I am sure there are many other pertinent questions on your mind, but the basic fact remains that not much has been done by government to make Nigerians happy. Nigerians only try to make themselves happy, and the earlier government starts to realise that an unhappy people cannot be properly united and cannot produce good result, the better. The reason the former Union of Soviet Socialist Republics (USSR) got dissolved was that the people were producing more guns than fun, more weapons than food. They were paying more attention to their enemies than the welfare of their people. And, as the late Professor Claude Ake once instructed, man must eat before he does any other thing.

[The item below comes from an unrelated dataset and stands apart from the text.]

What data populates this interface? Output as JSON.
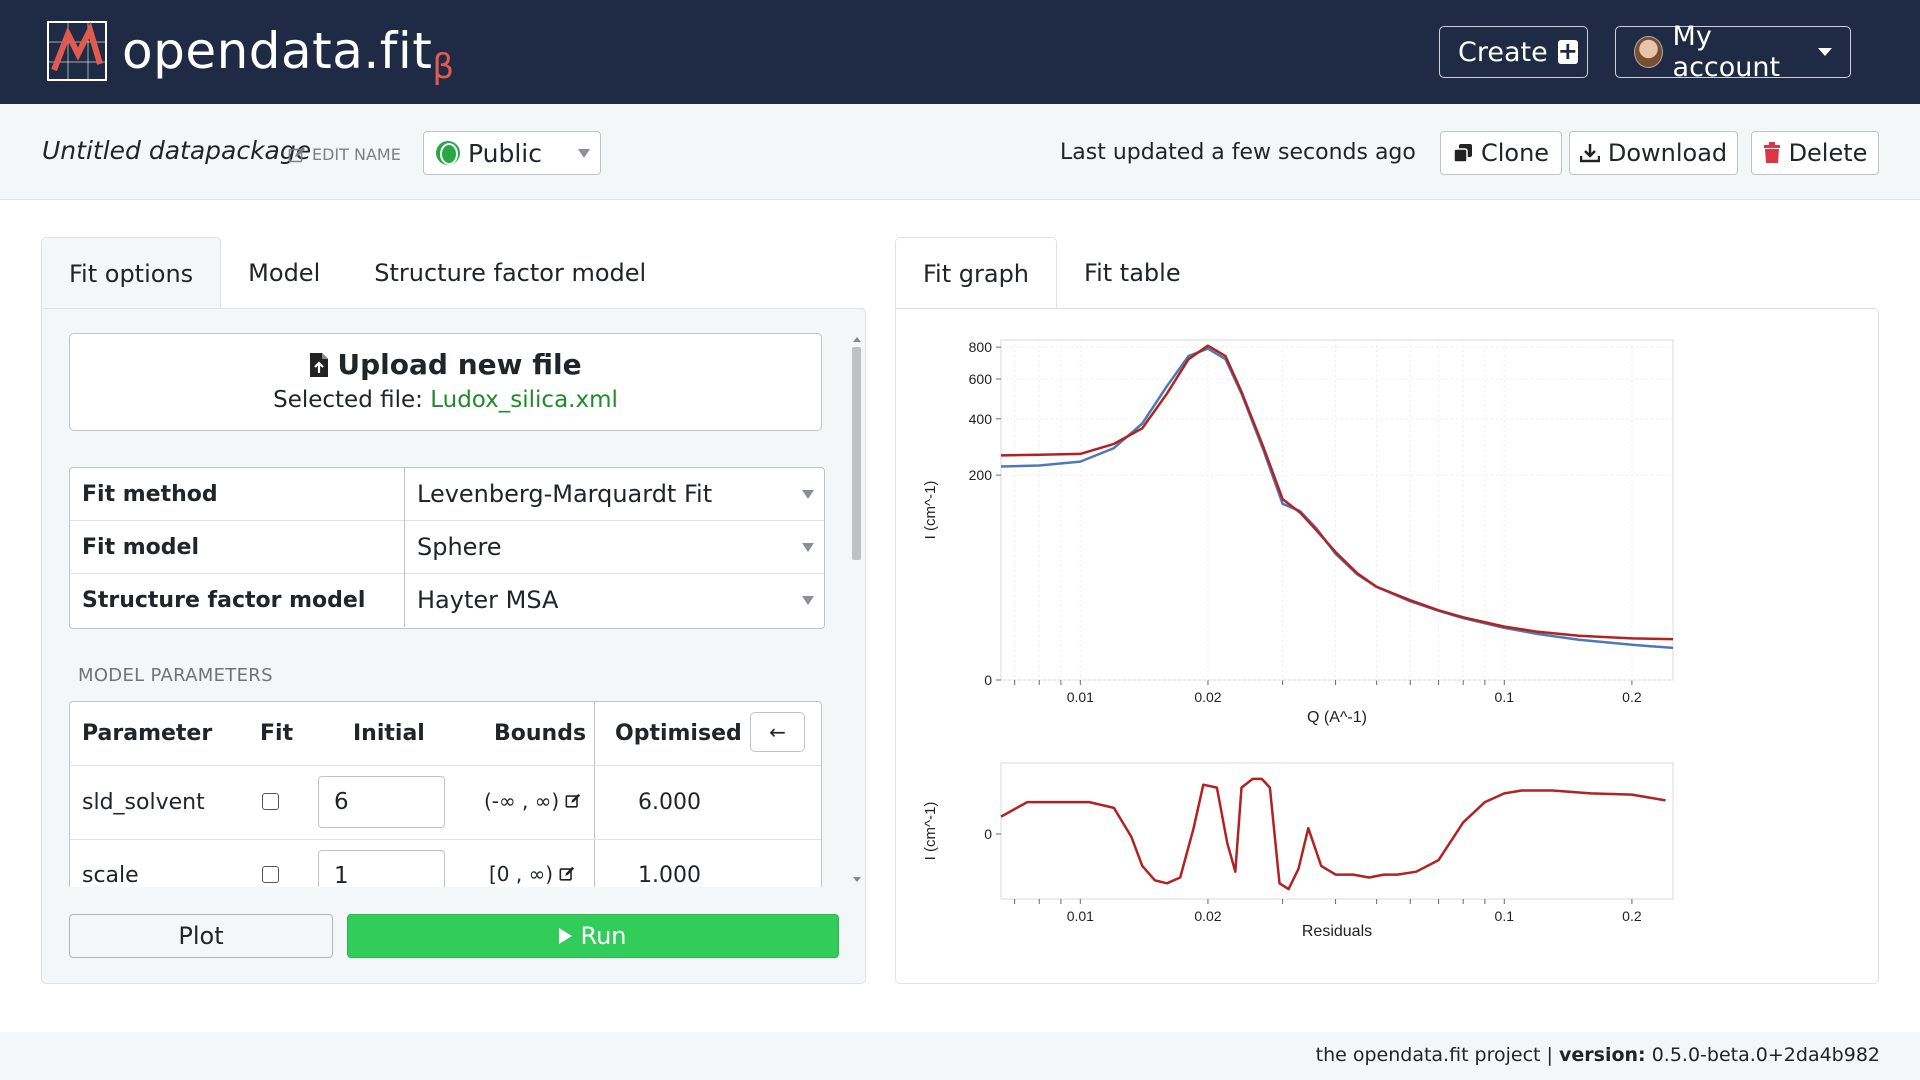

Although man cannot live by bread alone, it is a more profound truth that man cannot live without ‘bread’. As CNN’s Richard Quest once warned, let us “never count dollars before bodies”. No matter how much is being recovered from Buhari’s fight against corruption, his success in that area would be taken with a pinch of salt if the suffering currently staring us in the face continues unabated. It is not the fight against corrupt people that matters; it is about what measure is being put in place to restrict people from engaging in corrupt practices. It is about strengthening and making corruption busters such as the Economic and Financial Crimes Commission (EFCC), Independent Corrupt Practices and other related offences Commission (ICPC) and the judiciary more independent and impenetrable, and left to do their job – not doing their job for them. This is what President Barack Obama meant when he recommended strong institutions and not strong men. If any single individual can make the EFCC pander to his caprices, it, therefore, means that the fight against corruption is only a waste of time.
What government must, however, focus on is how to put smiles on our scowl faces. This, on its own, will translate into providing the necessary morale for the growth and development we need in other areas of our national and private lives, because a happy man produces better result. It does not require a human resources (HR) expert to understand this, still less a sociologist. It needs no rocket scientist to solve this equation.

• Achum is a post-graduate student at the Department of Political Science, University of Lagos.